Wenn 2 mm Internal benutzt werden, müssen die Spitzen, je nach Materialdicke (sind ja leider nicht alle gleich), um ca. 20 cm bis 22 cm eingekürzt werden, es bleiben immer noch geung von der Spitze übrig (ca. 38 cm) damit es nicht so aussieht wie ein halb aufgerauchter Zigarrenstummel|supergri 
Meine Z7 ist nach einkürzen der Spitze mit Miniextension immer noch etwas über 13,00 m lang. 




Borg schrieb:


> Die Balance ist bei beiden Ruten für mein Gefühl sehr gut. Auch wenn die Z7 einen wesentlich filigraneren Eindruck macht, stehen beide Ruten quasi wie eine Eins. Ich habs jetzt net nachgemessen, aber bei der Z4 habe ich zumindest subjektiv das Gefühl, dass die nen Tacken gerader und stabiler steht bei 13m als die Z7.



Bei 13,00 m sind beide Ruten ohne die Miniextension von der Balance her wirklich nahezu identisch, mit Miniextension aber steht die Z7 aus meiner Sicht eindeutig besser, richtig bemerkbar macht sich der geringe Gewichtsunterschied der Grundruten Z4 zur Z7 von gerade mal 61 g erst wenn man die Z4 und Z7 in 14,50 m und mehr fischt denn dann wird die Z4 doch recht schwer und hängt aus meiner Sicht mehr durch.
Das könnte aus meiner Sicht an den unterschiedlichen
Die die Teile 1 bis 4 bei den Ruten Z1/Z3/Z4/Z7 identisch sind ist aus meiner Sicht das Teil 5 welches für die Ruten Z4/Z7 am unteren Ende unterschiedliche Durchmesser aufweist und damit wohl für den gefühlten Unterschied in der Balance bei den beiden angesprochenen Ruten sorgt.
Aber wie geschrieben das ist meine Sicht der Dinge.



Borg schrieb:


> Was mich bei der Z4 ein wenig stört, ist das goldene Handteil, aber das ist ja Geschmackssache. Die Z4 in der Farbe der Z7 und dann wäre das genau MEINE Rute! #6...aber ich liebe sie auch in Gold |supergri.
> 
> Gruß,
> Borg



Das mit dem Handteil ist doch leicht lösbar, entwerder lackieren oder gegen das Handteil der Z7 tauschen.|supergri


----------



## fischer781 (25. Juni 2010)

*AW: Koprute 13m Browning Xitan Z4 oder Z7*

hallo brassenwilli,

welcher inneneinsatz hat denn eine geringe materialdicke (bei 2mm)? stonfo?
danke


----------



## Brassenwilli (25. Juni 2010)

*AW: Koprute 13m Browning Xitan Z4 oder Z7*



fischer781 schrieb:


> hallo brassenwilli,
> 
> welcher inneneinsatz hat denn eine geringe materialdicke (bei 2mm)? stonfo?
> danke



Vielleicht habe ich das etwas mißverständlich geschrieben, ich meinte die Materialstärke der Spitzen und nicht die Materialstärke der Stonfo Internals.


----------



## dr.exe (25. Juni 2010)

*AW: Koprute 13m Browning Xitan Z4 oder Z7*



Brassenwilli schrieb:


> Vielleicht habe ich das etwas mißverständlich geschrieben, ich meinte die Materialstärke der Spitzen und nicht die Materialstärke der Stonfo Internals.

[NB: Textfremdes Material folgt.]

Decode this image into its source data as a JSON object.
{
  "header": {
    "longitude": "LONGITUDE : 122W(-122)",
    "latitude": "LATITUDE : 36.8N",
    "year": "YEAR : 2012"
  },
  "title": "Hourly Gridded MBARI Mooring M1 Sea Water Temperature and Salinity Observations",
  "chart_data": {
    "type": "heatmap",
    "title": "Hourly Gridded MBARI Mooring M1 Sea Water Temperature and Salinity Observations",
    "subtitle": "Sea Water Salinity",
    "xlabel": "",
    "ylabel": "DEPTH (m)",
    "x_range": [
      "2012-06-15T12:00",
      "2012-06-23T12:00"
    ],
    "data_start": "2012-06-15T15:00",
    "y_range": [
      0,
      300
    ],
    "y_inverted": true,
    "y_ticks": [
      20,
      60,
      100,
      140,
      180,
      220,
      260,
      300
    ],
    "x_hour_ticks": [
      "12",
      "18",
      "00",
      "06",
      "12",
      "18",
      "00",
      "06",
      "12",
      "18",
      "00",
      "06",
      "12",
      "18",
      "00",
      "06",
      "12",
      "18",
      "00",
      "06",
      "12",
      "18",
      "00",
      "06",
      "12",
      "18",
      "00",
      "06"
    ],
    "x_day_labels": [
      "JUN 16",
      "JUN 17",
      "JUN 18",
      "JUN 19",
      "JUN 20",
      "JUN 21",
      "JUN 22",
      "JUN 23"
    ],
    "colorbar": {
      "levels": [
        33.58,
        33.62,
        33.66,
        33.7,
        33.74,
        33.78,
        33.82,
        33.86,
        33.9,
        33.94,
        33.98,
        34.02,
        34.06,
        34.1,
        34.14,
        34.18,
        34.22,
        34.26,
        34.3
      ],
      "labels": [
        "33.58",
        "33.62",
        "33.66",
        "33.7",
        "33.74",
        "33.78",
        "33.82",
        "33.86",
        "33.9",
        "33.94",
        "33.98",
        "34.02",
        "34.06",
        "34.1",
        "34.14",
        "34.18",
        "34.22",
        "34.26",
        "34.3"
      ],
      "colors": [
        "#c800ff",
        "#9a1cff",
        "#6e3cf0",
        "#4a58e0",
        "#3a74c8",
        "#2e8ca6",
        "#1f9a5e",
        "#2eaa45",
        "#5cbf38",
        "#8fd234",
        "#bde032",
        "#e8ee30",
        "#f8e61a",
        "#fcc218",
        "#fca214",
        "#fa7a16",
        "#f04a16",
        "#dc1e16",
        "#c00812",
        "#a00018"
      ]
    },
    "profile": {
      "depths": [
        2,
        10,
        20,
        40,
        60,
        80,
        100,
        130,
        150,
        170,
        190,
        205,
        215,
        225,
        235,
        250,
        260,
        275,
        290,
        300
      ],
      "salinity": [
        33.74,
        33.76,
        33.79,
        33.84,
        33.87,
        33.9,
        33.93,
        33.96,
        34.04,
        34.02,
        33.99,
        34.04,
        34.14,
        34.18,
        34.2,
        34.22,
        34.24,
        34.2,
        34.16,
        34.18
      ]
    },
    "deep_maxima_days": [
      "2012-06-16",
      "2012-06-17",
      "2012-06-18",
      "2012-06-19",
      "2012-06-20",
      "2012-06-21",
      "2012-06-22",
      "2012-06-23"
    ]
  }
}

kurze anfängerfrage zwischendruch, kopfrute = stippe oder?


----------



## Borg (26. Juni 2010)

*AW: Koprute 13m Browning Xitan Z4 oder Z7*



dr.exe schrieb:


> kurze anfängerfrage zwischendruch, kopfrute = stippe oder?



Allgemein betrachtet: Ja. Wobei bei der Stippe noch mal unterschieden wird zwichen Kopfrute/Put Over und Tele.

@fischer781

Also die Inserts von Stonfo verwende ich auch und die kann man schon empfehlen, wobei ich aber denke, dass sich die Hersteller da nicht viel tun. Auf jeden Fall würde ich keine No-Names nehmen, da die gerne mal fliegen gehen.

Gruß,
Borg


----------



## fischer781 (28. Juni 2010)

*AW: Koprute 13m Browning Xitan Z4 oder Z7*

die kommen wahrscheinlich eh alle aus einer fabrik und jeder haut einfach nur seinen namen drauf (stonfo usw.). 
für mich ist es halt dolle wichtig, dass möglichst viel "rute" erhalten bleibt, weil ich sonst im kanal nicht richtig hinter die steine komme. 
schaue mir morgen mal ne tubertini rute von einem freund an...die brauchen keine einsätze mehr und können sofort ohne kürzen gefischt werden. bin mal gespannt...


----------